Audit decision-driving metrics every 3 months: what does it incentivize, is the proxy still valid, and what does gaming look like?
When a metric has been used to drive decisions for more than three months without revision, conduct a three-question audit: what behavior does this metric actually incentivize, is the proxy still correlated with the outcome, and what would gaming this metric look like compared to current behavior.
Why This Is a Rule
Goodhart's Law — "When a measure becomes a target, it ceases to be a good measure" — operates on every metric that drives decisions, including personal ones. When you track "words written per day" and optimize for it, you start writing more words without considering quality. When you track "meetings attended" and optimize for it, you attend more meetings without considering relevance. The metric and the outcome it was meant to proxy for gradually decouple as the metric itself becomes the optimization target.

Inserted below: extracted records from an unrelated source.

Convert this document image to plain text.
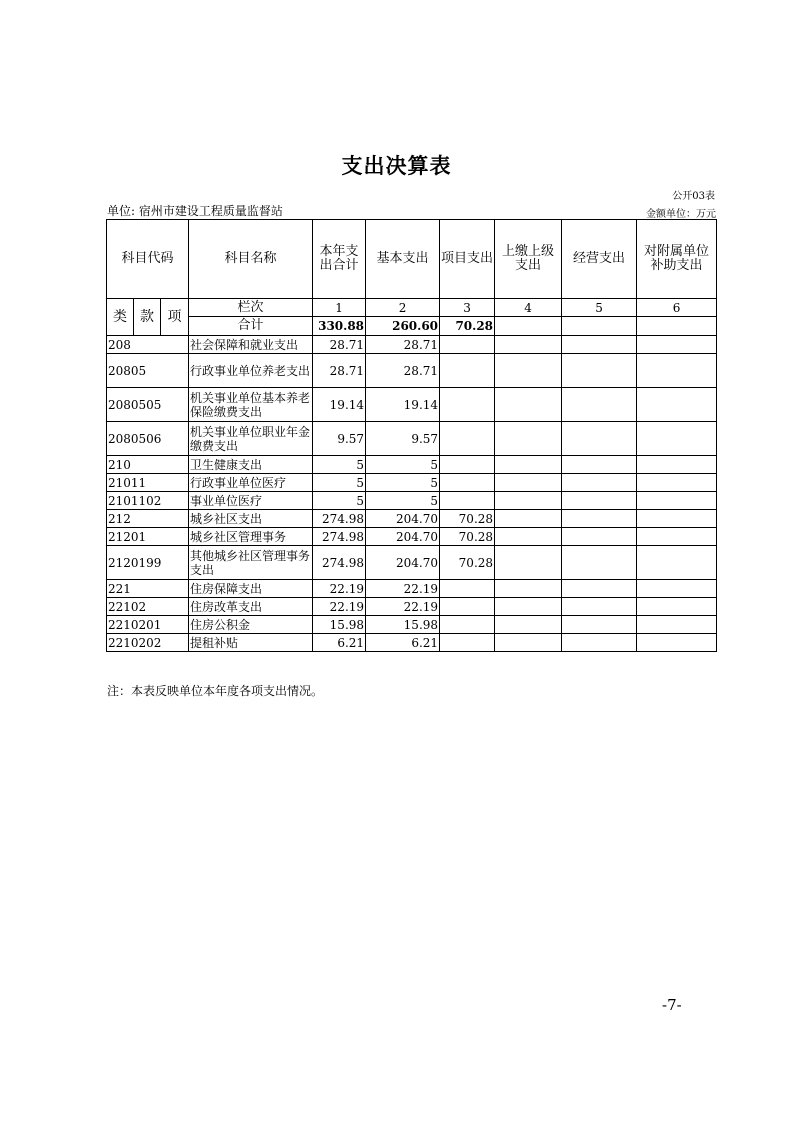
支出决算表
公开03表
单位: 宿州市建设工程质量监督站	金额单位：万元
科目代码			科目名称	本年支出合计	基本支出	项目支出	上缴上级支出	经营支出	对附属单位补助支出
类	款	项	栏次	1	2	3	4	5	6
			合计	330.88	260.60	70.28			
208			社会保障和就业支出	28.71	28.71				
20805			行政事业单位养老支出	28.71	28.71				
2080505			机关事业单位基本养老保险缴费支出	19.14	19.14				
2080506			机关事业单位职业年金缴费支出	9.57	9.57				
210			卫生健康支出	5	5				
21011			行政事业单位医疗	5	5				
2101102			事业单位医疗	5	5				
212			城乡社区支出	274.98	204.70	70.28			
21201			城乡社区管理事务	274.98	204.70	70.28			
2120199			其他城乡社区管理事务支出	274.98	204.70	70.28			
221			住房保障支出	22.19	22.19				
22102			住房改革支出	22.19	22.19				
2210201			住房公积金	15.98	15.98				
2210202			提租补贴	6.21	6.21				
注：本表反映单位本年度各项支出情况。
-7-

Three months is the typical decay period for metric-outcome correlation in personal systems. In the first month, the metric is fresh and closely tracks the outcome you care about. By month three, behavioral optimization has begun to exploit the gap between metric and outcome. By month six, a metric that was never audited may have completely decoupled — you're optimizing a number that no longer reflects the thing you actually wanted.
The three audit questions catch the three failure modes: incentive misalignment (the metric rewards the wrong behavior), proxy decoupling (the metric no longer correlates with the outcome), and gaming (you're unconsciously optimizing the metric at the expense of the outcome).
When This Fires
- Every 3 months for any metric that influences your decisions or behavior
- When a metric looks good but the underlying reality feels wrong — Goodhart's Law may be operating
- When someone proposes a new metric to drive decisions — plan the first audit at the 3-month mark
- During system reviews when evaluating measurement quality
Common Failure Mode
Trusting long-running metrics because they've "always worked": "We've tracked lines of code for years." The longer a metric has been used without audit, the more time gaming behavior has had to exploit the metric-outcome gap. Long tenure is a risk factor, not a safety factor. Audit frequency should increase, not decrease, with metric age.
The Protocol
(1) For each metric that drives decisions, schedule a 3-month audit. (2) Ask three questions: Incentive check: what behavior does this metric actually incentivize? Is that behavior the one you want, or has it drifted? "Words per day" incentivizes word production — but you want quality writing, which words-per-day doesn't measure. Proxy check: is the metric still correlated with the outcome you care about? Track both the metric and the outcome for a sample period. If they've diverged → the proxy has decoupled. Gaming check: describe what gaming this metric would look like. Compare that description to your current behavior. If they overlap → you're gaming without realizing it. (3) If any check fails → revise or replace the metric. (4) If all pass → retain for another 3 months, then re-audit.